A selection of music from this serial was released as a single by BBC Records (RESL 33) in 1976.

The complete soundtrack by Paddy Kingsland was released on double white vinyl LP on 21 April 2018 for Record Store Day 2018.

It was reissued as a bonus disc in the Record Store Day exclusive 6-CD box set Four Albums 1968 – 1978 29 August 2020.

===Track listing===

Episode 1: "The Noise"
| No. | Title | Length |
|---|---|---|
| 1. | "The Changes Opening Titles" | 0:35 |
| 2. | "Home Alone (Nicky's Theme)" | 3:05 |
| 3. | "Everybody's Gone" | 2:07 |

Episode 2: "The Bad Wires"
| No. | Title | Length |
|---|---|---|
| 4. | "A Note on the Door" | 1:14 |
| 5. | "A Special Kind of People" | 3:34 |
| 6. | "Your Ways Are Not Our Ways" | 1:08 |
| 7. | "The Changes Closing Titles (56" Version)" | 1:01 |

Episode 3: "The Devil's Children"
| No. | Title | Length |
|---|---|---|
| 8. | "The Bad Wires" | 0:58 |
| 9. | "The Barns" | 1:36 |
| 10. | "Life on the Farm" | 1:45 |
| 11. | "The Devil's Children" | 2:17 |
| 12. | "The Village Court" | 0:56 |

Episode 4: "Hostages!"
| No. | Title | Length |
|---|---|---|
| 13. | "The Forge" | 1:34 |
| 14. | "Hostages!" | 4:48 |
| 15. | "Rescue" | 5:43 |
| 16. | "The Changes Closing Titles (67" Version)" | 1:10 |

Episode 5: "Witchcraft"
| No. | Title | Length |
|---|---|---|
| 17. | "The End of the Rescue" | 0:30 |
| 18. | "A Farewell" | 0:43 |
| 19. | "A Journey, And Arrival at Henley Farm" | 3:21 |

Episode 6: "A Pile of Stones"
| No. | Title | Length |
|---|---|---|
| 20. | "Sentence of Death" | 3:07 |
| 21. | "Leaving Shipton" | 3:09 |

Episode 7: "Heartsease"
| No. | Title | Length |
|---|---|---|
| 22. | "Heartsease" | 4:09 |
| 23. | "At Purton Bridge" | 1:10 |
| 24. | "The Changes Closing Titles (63" Version)" | 1:07 |

Episode 8: "Lightning!"
| No. | Title | Length |
|---|---|---|
| 25. | "After The Bridge" | 1:59 |
| 26. | "Michael And Mary" | 2:09 |

Episode 9: "The Quarry"
| No. | Title | Length |
|---|---|---|
| 27. | "Necromancer's Weather" | 3:19 |
| 28. | "The Quarry" | 2:46 |
| 29. | "Mr Furbelow" | 0:59 |
| 30. | "Qui Me Tangit, Turbat Mundum" | 2:39 |
| 31. | "The Changes Closing Titles (48" Version)" | 0:53 |

Episode 10: "The Cavern"
| No. | Title | Length |
|---|---|---|
| 32. | "Into The Rock" | 2:59 |
| 33. | "The Cavern" | 1:53 |
| 34. | "Merlinus Sum" | 0:19 |
| 35. | "It's All Over" | 1:40 |
| 36. | "Everything's Alright Again (End Titles)" | 0:49 |

Bonus Tracks
| No. | Title | Length |
|---|---|---|
| 37. | "Nicky's Theme (Stereo Demo)" | 1:35 |
| 38. | "Theme 2 Demo" | 1:47 |
| 39. | "The Noise" | 3:10 |

==Critical reception==
Science fiction historian Brian Stableford lauded The Changes, writing that "Home's adaption of Dickinson's well-written novels is sensitive and artful."

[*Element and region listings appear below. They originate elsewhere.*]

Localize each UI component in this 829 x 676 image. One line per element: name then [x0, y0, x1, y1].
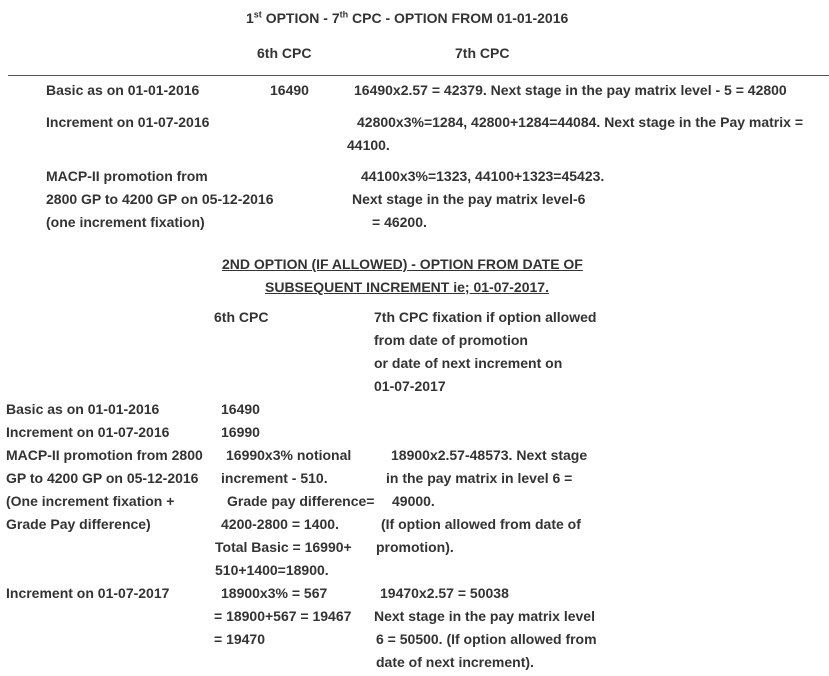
option2-row-increment2016-6th: 16990 [221, 424, 260, 440]
option2-row-increment2017-7th-line2: Next stage in the pay matrix level [374, 608, 595, 624]
option2-row-basic-6th: 16490 [221, 401, 260, 417]
option2-row-increment2016-label: Increment on 01-07-2016 [6, 424, 170, 440]
option1-row-macp-label-line1: MACP-II promotion from [46, 168, 208, 184]
option1-header-7th-cpc: 7th CPC [455, 45, 510, 61]
option2-header-7th-line3: or date of next increment on [374, 355, 563, 371]
option1-row-increment-7th-line2: 44100. [347, 137, 390, 153]
option1-row-macp-7th-line3: = 46200. [372, 214, 427, 230]
option2-row-macp-6th-line2: increment - 510. [221, 470, 328, 486]
option1-row-increment-7th-line1: 42800x3%=1284, 42800+1284=44084. Next stage in the Pay matrix = [357, 114, 803, 130]
option2-row-increment2017-7th-line3: 6 = 50500. (If option allowed from [376, 631, 597, 647]
option2-row-macp-6th-line5: Total Basic = 16990+ [215, 539, 352, 555]
option1-row-increment-label: Increment on 01-07-2016 [46, 114, 210, 130]
option2-row-macp-7th-line3: 49000. [392, 493, 435, 509]
option2-row-increment2017-label: Increment on 01-07-2017 [6, 585, 170, 601]
option2-title-line1: 2ND OPTION (IF ALLOWED) - OPTION FROM DATE OF [222, 256, 583, 272]
header-divider [8, 75, 829, 76]
option2-row-increment2017-6th-line2: = 18900+567 = 19467 [214, 608, 352, 624]
option2-row-macp-7th-line2: in the pay matrix in level 6 = [386, 470, 573, 486]
option2-header-7th-line2: from date of promotion [374, 332, 528, 348]
option1-header-6th-cpc: 6th CPC [257, 45, 312, 61]
option1-title: 1st OPTION - 7th CPC - OPTION FROM 01-01-2016 [246, 9, 569, 26]
option1-row-basic-6th: 16490 [270, 82, 309, 98]
option2-row-macp-6th-line1: 16990x3% notional [226, 447, 352, 463]
option1-row-macp-7th-line1: 44100x3%=1323, 44100+1323=45423. [361, 168, 605, 184]
option1-row-macp-label-line2: 2800 GP to 4200 GP on 05-12-2016 [46, 191, 274, 207]
option1-row-basic-7th: 16490x2.57 = 42379. Next stage in the pay matrix level - 5 = 42800 [354, 82, 787, 98]
option2-row-macp-6th-line3: Grade pay difference= [227, 493, 375, 509]
option1-row-macp-7th-line2: Next stage in the pay matrix level-6 [352, 191, 586, 207]
option1-row-macp-label-line3: (one increment fixation) [46, 214, 205, 230]
option2-header-7th-line1: 7th CPC fixation if option allowed [374, 309, 597, 325]
option2-row-increment2017-7th-line1: 19470x2.57 = 50038 [380, 585, 509, 601]
option2-row-macp-7th-line5: promotion). [376, 539, 454, 555]
option1-row-basic-label: Basic as on 01-01-2016 [46, 82, 200, 98]
option2-header-6th-cpc: 6th CPC [214, 309, 269, 325]
option2-title-line2: SUBSEQUENT INCREMENT ie; 01-07-2017. [265, 279, 549, 295]
option2-row-macp-6th-line4: 4200-2800 = 1400. [221, 516, 339, 532]
option2-row-macp-label-line4: Grade Pay difference) [6, 516, 151, 532]
option2-header-7th-line4: 01-07-2017 [374, 378, 446, 394]
option2-row-increment2017-6th-line3: = 19470 [214, 631, 265, 647]
option2-row-macp-7th-line4: (If option allowed from date of [381, 516, 581, 532]
option2-row-macp-label-line1: MACP-II promotion from 2800 [6, 447, 203, 463]
option2-row-macp-label-line3: (One increment fixation + [6, 493, 175, 509]
option2-row-macp-6th-line6: 510+1400=18900. [215, 562, 329, 578]
option2-row-basic-label: Basic as on 01-01-2016 [6, 401, 160, 417]
option2-row-macp-7th-line1: 18900x2.57-48573. Next stage [391, 447, 588, 463]
option2-row-macp-label-line2: GP to 4200 GP on 05-12-2016 [6, 470, 199, 486]
option2-row-increment2017-6th-line1: 18900x3% = 567 [221, 585, 328, 601]
option2-row-increment2017-7th-line4: date of next increment). [376, 654, 534, 670]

Reviewing the DVD release of The Changes, writer Rob Young praised the show. Young stated "Episode one, entitled ‘The Noise’, is as good as anything the BBC children’s department ever produced." Young said The Changes had "occasionally stilted script and dialogue", but praised the performances of Victoria Williams, David Garfield and Oscar Quitak. Young concluded: "Home was committed to creating a canon of youth television to compare with the great works of children’s literature, and The Changes deserves that comparison".

Stewart Lee has remarked during an interview on the BBC4 programme Charlie Brooker's Screenwipe that he feels lucky for having been a teenager watching TV for teenagers in the 1970s as "there was something really comforting for nerds and weirdos about programmes like Children of the Stones and The Changes.".